Vol 117, No 2 (Supplement) 2012
Supplement abstract

Sarcoglycan sub-complex in WAG/Rij rats, a model of absence epilepsy: an immunofluorescence study

Published 2013-02-21

Keywords

  • Sarcoglycan,
  • absence epilepsy,
  • GABAA Rε receptor

How to Cite

Cutroneo, G., Vermiglio, G., Di Mauro, D., Rizzo, G., Florio, E., & Magaudda, E. (2013). Sarcoglycan sub-complex in WAG/Rij rats, a model of absence epilepsy: an immunofluorescence study. Italian Journal of Anatomy and Embryology, 117(2), 50. Retrieved from https://oajournals.fupress.net/index.php/ijae/article/view/4236

Abstract

It is known that even in Central Nervous System the Dystrophin Glycoprotein Complex (DGC) exists but differs in composition from the DGC core present in muscle for the presence of several isoforms of dystrophin and for the existence of a sarcoglycan sub-complex which is made up only for ε- and ζ-sarcoglycans; for these reasons it was called “DGC-like”. Although that, in our previous studies we have found that all sarcoglycans are present in human cerebral cortex and in different regions of rat’s brain, suggesting that the composition of the brain DGC is not different from the muscle DGC but differing just for the function. In fact, our previous data showing the colocalization between sarcoglycans and GABAA Rε receptors in rat’s cerebral and cerebellar cortex, thalamus and hippocampus suggested us that in brain sarcoglycans could be associated with synaptic neurotransmission. To better understand which kind of relationship between sarcoglycans and GABAA receptors exists, we aim to investigate α-,β-,γ-,δ-,ε- and ζ-sarcoglycans and the GABAA Rε in the brain of the WAG/Rij rats, a model of absence epilepsy, using immunofluorescence techniques; we have observed cerebral cortex, thalamus and hippocampus, the structures mainly involved in absence epilepsy, comparing this to normal rat’s brain.

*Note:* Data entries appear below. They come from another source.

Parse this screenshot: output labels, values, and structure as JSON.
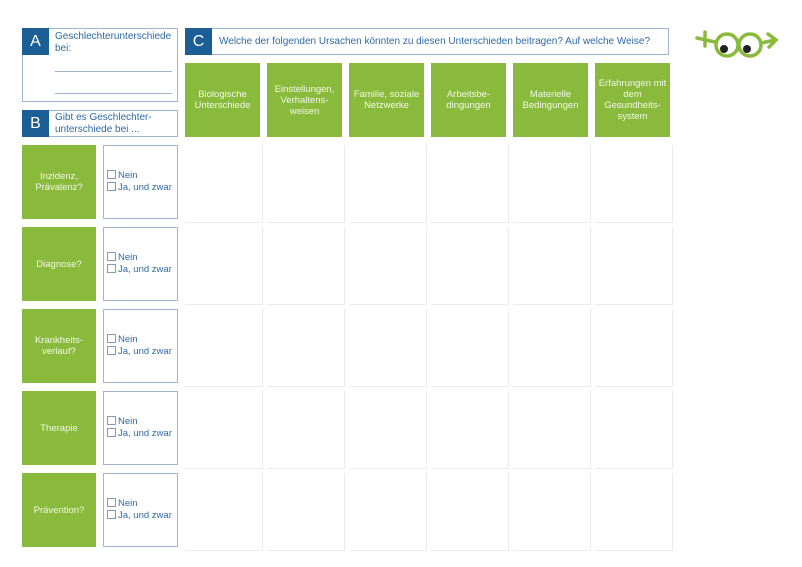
{
  "section_a": {
    "tag": "A",
    "text": "Geschlechterunterschiede bei:"
  },
  "section_b": {
    "tag": "B",
    "text": "Gibt es Geschlechter-unterschiede bei ..."
  },
  "section_c": {
    "tag": "C",
    "text": "Welche der folgenden Ursachen könnten zu diesen Unterschieden beitragen? Auf welche Weise?"
  },
  "columns": [
    "Biologische Unterschiede",
    "Einstellungen, Verhaltens-weisen",
    "Familie, soziale Netzwerke",
    "Arbeitsbe-dingungen",
    "Materielle Bedingungen",
    "Erfahrungen mit dem Gesundheits-system"
  ],
  "rows": [
    "Inzidenz, Prävalenz?",
    "Diagnose?",
    "Krankheits-verlauf?",
    "Therapie",
    "Prävention?"
  ],
  "options": {
    "no": "Nein",
    "yes": "Ja, und zwar"
  },
  "colors": {
    "blue": "#1c5e96",
    "green": "#8aba3c",
    "text": "#2f6aa6"
  },
  "logo": {
    "icon": "glasses-arrow-logo"
  }
}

Results show that the GABAA Rε receptors staining pattern is different from the normal rat’s brain presenting an abnormal fluorescence distribution consisting in discontinuous clusters around the cellular body. Sarcoglycans, instead, have shown the typical “spot-like” staining pattern around the cellular body, sometimes colocalizing with GABAA Rε receptor; moreover, they seem to have an higher staining pattern than normal rat’s brain. In our opinion these results, showing an alteration of GABAA Rε receptor pattern distribution and a normal or increased sarcoglycans staining pattern, allow us to hypothesize that the sarcoglycans in absence epilepsy are likely to compensate for the alteration in GABAA Rε receptor distribution. That support the opinion about the involvement of sarcoglycans in cellular signalling and receptor assembly regulating indirectly synaptic neurotransmission both in normal and in pathological condition.